Estaba segura de que acabaría arrepintiéndome, pero aún así, compré aquella maleta roja...Era
tan distinta de todas las que había tenido anteriormente, asépticas,
neutras, oscuras. Maletas todas en infinitos tonos marengo, humo,
taupe y ceniza, para una persona gris, como yo.
Ya que
había reunido el valor para aceptar la invitación de Claudette para
pasar con ella unos días en París, en su coqueto estudio del
distrito 5, la ocasión bien merecía un toque chic.
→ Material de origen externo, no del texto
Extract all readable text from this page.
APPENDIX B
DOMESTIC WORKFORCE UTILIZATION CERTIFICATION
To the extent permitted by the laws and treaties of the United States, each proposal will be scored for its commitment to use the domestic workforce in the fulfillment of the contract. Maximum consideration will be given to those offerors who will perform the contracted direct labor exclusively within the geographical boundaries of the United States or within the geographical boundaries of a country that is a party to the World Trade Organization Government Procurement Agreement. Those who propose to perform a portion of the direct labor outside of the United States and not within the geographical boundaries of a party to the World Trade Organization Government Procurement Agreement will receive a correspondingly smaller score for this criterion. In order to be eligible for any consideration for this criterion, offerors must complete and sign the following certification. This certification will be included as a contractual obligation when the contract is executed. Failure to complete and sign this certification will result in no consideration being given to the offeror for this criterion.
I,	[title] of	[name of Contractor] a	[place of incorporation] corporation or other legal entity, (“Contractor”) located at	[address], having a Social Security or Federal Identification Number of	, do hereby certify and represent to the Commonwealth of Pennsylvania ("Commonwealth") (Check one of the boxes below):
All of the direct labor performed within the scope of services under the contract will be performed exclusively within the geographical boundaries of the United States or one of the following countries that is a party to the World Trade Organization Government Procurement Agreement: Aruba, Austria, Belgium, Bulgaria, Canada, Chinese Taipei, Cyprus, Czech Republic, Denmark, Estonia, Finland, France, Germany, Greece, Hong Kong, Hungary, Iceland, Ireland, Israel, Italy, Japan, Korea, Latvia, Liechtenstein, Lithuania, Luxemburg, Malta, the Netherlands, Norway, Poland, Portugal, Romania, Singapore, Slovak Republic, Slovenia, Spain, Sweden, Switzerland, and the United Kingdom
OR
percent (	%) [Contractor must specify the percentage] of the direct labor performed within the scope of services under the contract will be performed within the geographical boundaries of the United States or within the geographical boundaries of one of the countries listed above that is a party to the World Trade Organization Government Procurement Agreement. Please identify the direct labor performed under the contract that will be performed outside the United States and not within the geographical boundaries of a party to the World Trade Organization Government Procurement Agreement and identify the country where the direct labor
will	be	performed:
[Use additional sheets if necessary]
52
No quería
presentarme ante aquel lugar mágico y mi amiga, tan luminosa, en
pleno esplendor de mi yo provinciano y ratonil.
Compré
mas cosas aquella jornada consumista: prendas claras y ligeras, en
tejidos vaporosos; un perfume caro, floral y ligeramente empolvado;
aquellos productos cosméticos que tan encarecidamente me recomendaba
Claudette: “¡Pero si eres monísima! Sólo necesitas darle de
beber y vitamina C a ese cutis tuyo, tan agradecido y maltratado a la
vez. Un lapiz verde para delinear la mirada...¿Ves? Este es discreto
y te realza el color de los ojos. Cuando dejes de llorar tanto,
estarán aún mas bonitos. Mira, este antiojeras, para disimular esa
fatiga que se te ha instalado ahí. No protestes, querida, se que es
caro. Pero verás que efectivo. Señorita, ¿me puede atender? Sí,
póngame este antiLuis. ¡Uy que digo! Si, cielo, por ahí van los
tiros. Aquí tienes. En efecto, Luis es el desgraciado que tanto la
ha hecho llorar. ¡Que mastuerzo! ¿A qué es guapa, mi amiga? Claro,
si yo se lo digo. Esto a base de tarjeta, tacones y a la calle, se lo
curamos.”
Ese
era mi gran problema, poco original y viejo como el mundo: mal de
amores. Mal de Luis, que no solo me había dejado destrozada. Yo se
lo había permitido, aún peor.
Todas
aquellas cosas, que ella me había ayudado a escoger antes de
marcharse (“¡Recuerda, te veo en París en una semana! Lo
tendré todo preparado...las bicicletas, la cámara de fotos, los
hombres, el Sena...”) las metí en mi flamante maleta roja. No
habría muchas iguales en la cinta transportadora del aeropuerto,
pensaba, animándome ante la perspectiva del cambio de aires, de
llegar con mi lindo y alegre equipaje a la ciudad de la luz, deseando
contagiarme del joie de vivre de mi amiga, del lugar.
Cuando
ya instalada con Claudette abrí la maleta, el eco de sus carcajadas,
que retumbaban cavernosas, se mezcló con mi bochorno. ¿Qué era
todo aquello? No eran las cosas que yo tan cuidadosamente había
seleccionado para un fin de semana largo. No, para nada eran míos
aquellos productos: polvos corporales con fragancia a regaliz,
comestibles y brillantes, con una borla aplicadora; esposas de
peluche y antifaz de encaje; aceites esenciales “aceleradores del
orgasmo” (lo juro, aquello ponía en el frasco); látigo de satén
'bondage' (¡eso me sonaba de “50 sombras de Grey”!);
preservativos con olores y sabores frutales y también mangos con
peculiar forma anatómica “para consuelo y solaz” (vuelvo a
jurar, así rezaban las etiquetas). Todo aquello contenía mi maleta,
que, estaba claro, no era mi maleta.
Entre
risas y analizando cada artículo con exclamaciones de deleite,
Claudette me sacó de mi estupor. “Querida, que casualidad tan
deliciosa. Está claro que habéis intercambiado los equipajes sin
querer, tu y una vendedora de Maleta Roja, esa nueva marca femenina.
Exactamente, me refiero a una de esas chicas que te anima a reunir a
varias mujeres en un piso con cócteles y ganas de reir y gastar
dinero. ¡No pongas esa cara! Esto es fabuloso!”